This was yet another successful visit with much being accomplished by the group in a relatively short amount of time.
The aim for this visit was to complete most of the building work on two buildings: the accommodation blocks at Sostin Mountain Clinic and at Sigor Hospital.
Abraham started work up at Sostin within a day of our arrival. He arranged the supply of labour and materials, and by the last Saturday of our stay, was in Marich to report that all the work (including the screeding of the floor and external walls) had been accomplished. The site will be cleared and ready for the final addition of 2 solar panels, a water tank and fittings for a shower and taps when we visit again in September 2019.

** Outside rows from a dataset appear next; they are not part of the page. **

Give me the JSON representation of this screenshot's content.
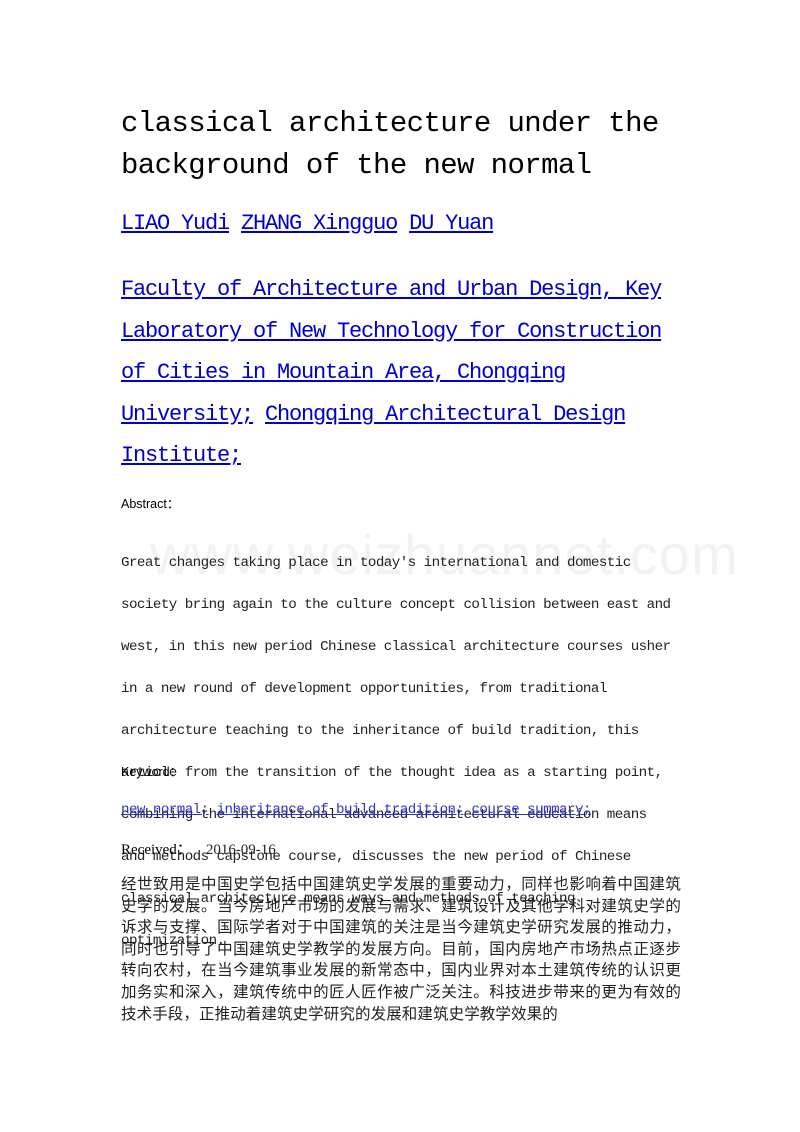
{
  "title_lines": [
    "classical architecture under the",
    "background of the new normal"
  ],
  "authors": [
    "LIAO Yudi",
    "ZHANG Xingguo",
    "DU Yuan"
  ],
  "affiliations": [
    "Faculty of Architecture and Urban Design, Key Laboratory of New Technology for Construction of Cities in Mountain Area, Chongqing University;",
    "Chongqing Architectural Design Institute;"
  ],
  "affiliation_lines": [
    "Faculty of Architecture and Urban Design, Key ",
    "Laboratory of New Technology for Construction ",
    "of Cities in Mountain Area, Chongqing ",
    "University;",
    "Chongqing Architectural Design ",
    "Institute;"
  ],
  "abstract_label": "Abstract：",
  "abstract_lines": [
    "Great changes taking place in today's international and domestic",
    "society bring again to the culture concept collision between east and",
    "west, in this new period Chinese classical architecture courses usher",
    "in a new round of development opportunities, from traditional",
    "architecture teaching to the inheritance of build tradition, this",
    "article from the transition of the thought idea as a starting point,",
    "combining the international advanced architectural education means",
    "and methods capstone course, discusses the new period of Chinese",
    "classical architecture means ways and methods of teaching",
    "optimization."
  ],
  "keyword_label": "Keyword：",
  "keywords": [
    "new normal;",
    "inheritance of build tradition;",
    "course summary;"
  ],
  "received_label": "Received：",
  "received_date": "2016-09-16",
  "body_text": "经世致用是中国史学包括中国建筑史学发展的重要动力，同样也影响着中国建筑史学的发展。当今房地产市场的发展与需求、建筑设计及其他学科对建筑史学的诉求与支撑、国际学者对于中国建筑的关注是当今建筑史学研究发展的推动力，同时也引导了中国建筑史学教学的发展方向。目前，国内房地产市场热点正逐步转向农村，在当今建筑事业发展的新常态中，国内业界对本土建筑传统的认识更加务实和深入，建筑传统中的匠人匠作被广泛关注。科技进步带来的更为有效的技术手段，正推动着建筑史学研究的发展和建筑史学教学效果的",
  "watermark": "www.weizhuannet.com"
}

At Sigor a new window was fitted to one room in the accommodation block. The rest of the glazing was completed as was the internal decoration. As well as Phillip and his two labourers, Benson (a local carpenter) started work on the ceilings. These would be suspended on a wooden framework and as can be seen below, the first ceiling went in pretty well. The lack of a ceiling tape means that the painting of the ceiling will be posponed until the next visit in September.

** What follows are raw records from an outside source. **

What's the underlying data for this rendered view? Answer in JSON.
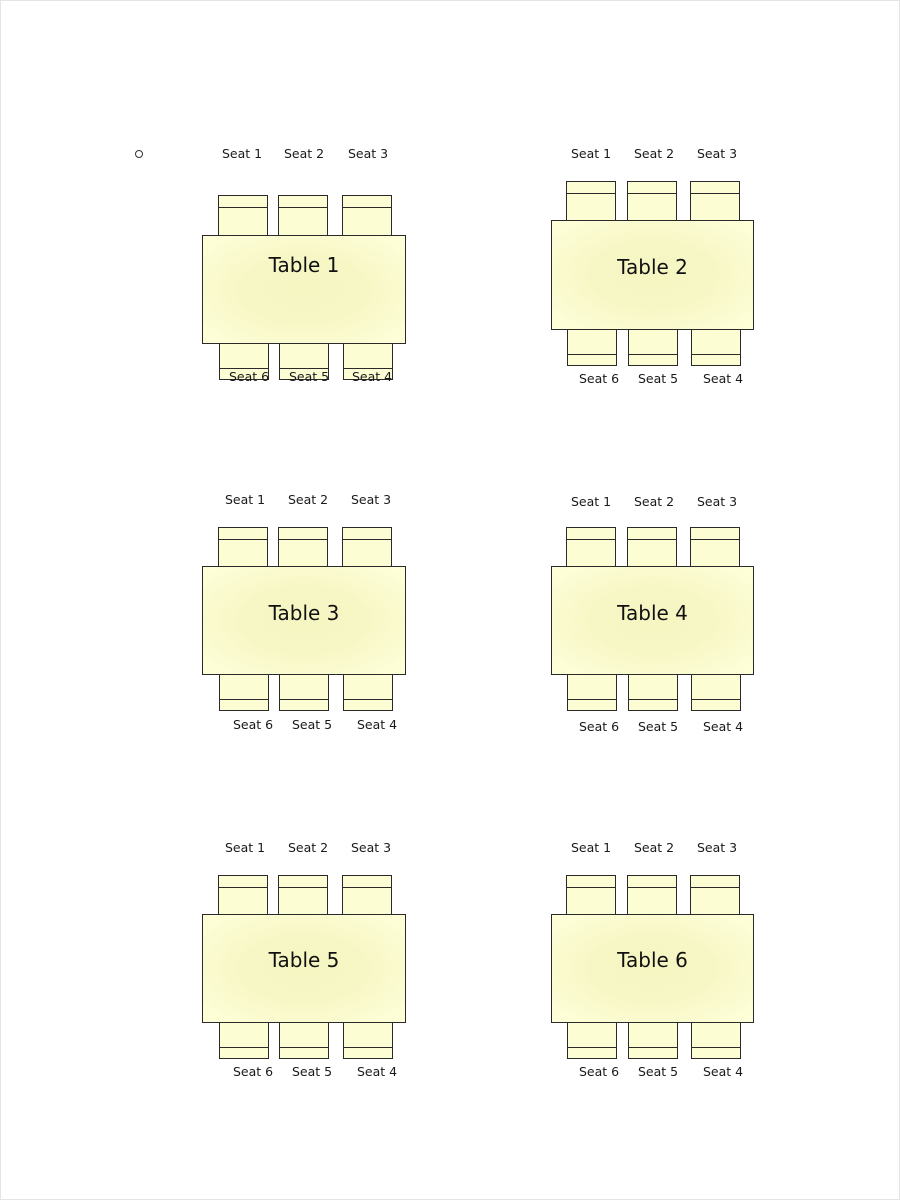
{
  "document": {
    "bullet_icon": "circle-bullet-icon",
    "colors": {
      "table_fill": "#f7f7c6",
      "chair_fill": "#fdfdd3",
      "outline": "#2a2a2a",
      "text": "#111111"
    },
    "tables": [
      {
        "name": "Table 1",
        "top_seats": [
          "Seat 1",
          "Seat 2",
          "Seat 3"
        ],
        "bottom_seats": [
          "Seat 6",
          "Seat 5",
          "Seat 4"
        ]
      },
      {
        "name": "Table 2",
        "top_seats": [
          "Seat 1",
          "Seat 2",
          "Seat 3"
        ],
        "bottom_seats": [
          "Seat 6",
          "Seat 5",
          "Seat 4"
        ]
      },
      {
        "name": "Table 3",
        "top_seats": [
          "Seat 1",
          "Seat 2",
          "Seat 3"
        ],
        "bottom_seats": [
          "Seat 6",
          "Seat 5",
          "Seat 4"
        ]
      },
      {
        "name": "Table 4",
        "top_seats": [
          "Seat 1",
          "Seat 2",
          "Seat 3"
        ],
        "bottom_seats": [
          "Seat 6",
          "Seat 5",
          "Seat 4"
        ]
      },
      {
        "name": "Table 5",
        "top_seats": [
          "Seat 1",
          "Seat 2",
          "Seat 3"
        ],
        "bottom_seats": [
          "Seat 6",
          "Seat 5",
          "Seat 4"
        ]
      },
      {
        "name": "Table 6",
        "top_seats": [
          "Seat 1",
          "Seat 2",
          "Seat 3"
        ],
        "bottom_seats": [
          "Seat 6",
          "Seat 5",
          "Seat 4"
        ]
      }
    ]
  }
}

Lomut is currently without a clinic and the plan is to convert an existing building which has fallen into disrepair. Building work is focused on altering the shape of the building, adding a ring lintel and preparing the building for roofing.
During the course of the two weeks, a number of visits were organised to Sostin, Sigor, and Lomut. The team was augmented at various times by extra medical staff from Sostin and Sigor. A nurses’ strike was in force when we arrived but caused little disruption to our clinics where work continued at a good pace. In some local establishments doctors were also on strike so referrals were low. This meant that we had almost unfettered access to the Sostin ambulance which was on hand to take us into the mountain whenever needed.
The Knickers Project
Early on two visits were made to schools which had not yet received either the feminine hygiene talk or the distribution of sanitary towels and pants.
The first visit was to Mbara where a brief visit had been made last September. Nancy, now a fully qualified nurse, gave an excellent talk and responded well to the many questions asked. The girls were very excited to receive their sanitary towels and pants, as were the female supervising members of staff who also were given supplies.
At the end of the presentation and after many questions Stephen Dite (the clinician at Sostin) asked whether any girls needed medical treatment. Over sixty girls raised their hands. Stephen set up in one room and I accompanied Nancy where she ran a very efficient clinic. Nancy dispensed for both rooms. It was gratifying to see that we were able to treat 65 girls with items taken solely from our IHP box. Of the list of ailments treated the two most common, amounting to 25% of the cases, were eye problems and urinary tract infections.
Later in the week Mike, Barbara and Inke visited Mbara to support their educational programme.
The second ‘Knickers’ run was to Lomut Primary and here we met a very large crowd of girls in one of the classrooms. Nancy once again gave a superb talk, her clear explanations reinforced by her blackboard illustrations. After a question and answer session at the end of the talk, staff helped the Yellowmen distribute the pants and pads to all the girls and female staff.
During the many visits to Sigor Hospital we were able to see the development taking place with new buildings and concrete paths bringing some order to the hospital. Once the building work has been completed further investment will turn Sigor into a County rather than a District hospital. It is hoped that new departments such an x-ray department will help the hospital grow.
In the laboratory, work was hindered by a broken blood centrifuge. On inspection is was discovered that a short circuit had occurred and that some wiring was defunct. With a few phone calls I was able to contact the shop with the contract for such repairs in Kitale and dispatched the centrifuge by PicPic. Two days later it was back and in use. Total cost of the repair and transport – £80.
Two Littman stethoscopes were presented to staff plus some copies of the British National Formulary which are always in great demand. The senior pharmacist was grateful for the medicines that we provided requesting a list of specialised antibiotics he would like if we could provide.
The two day clinic at Tikeet was the busiest yet with well over 300 patients seen and treated. There were hoards of children around the clinic during the opening times and converting a couple of surgical gloves into basketballs kept them busy racing around outside in the sun.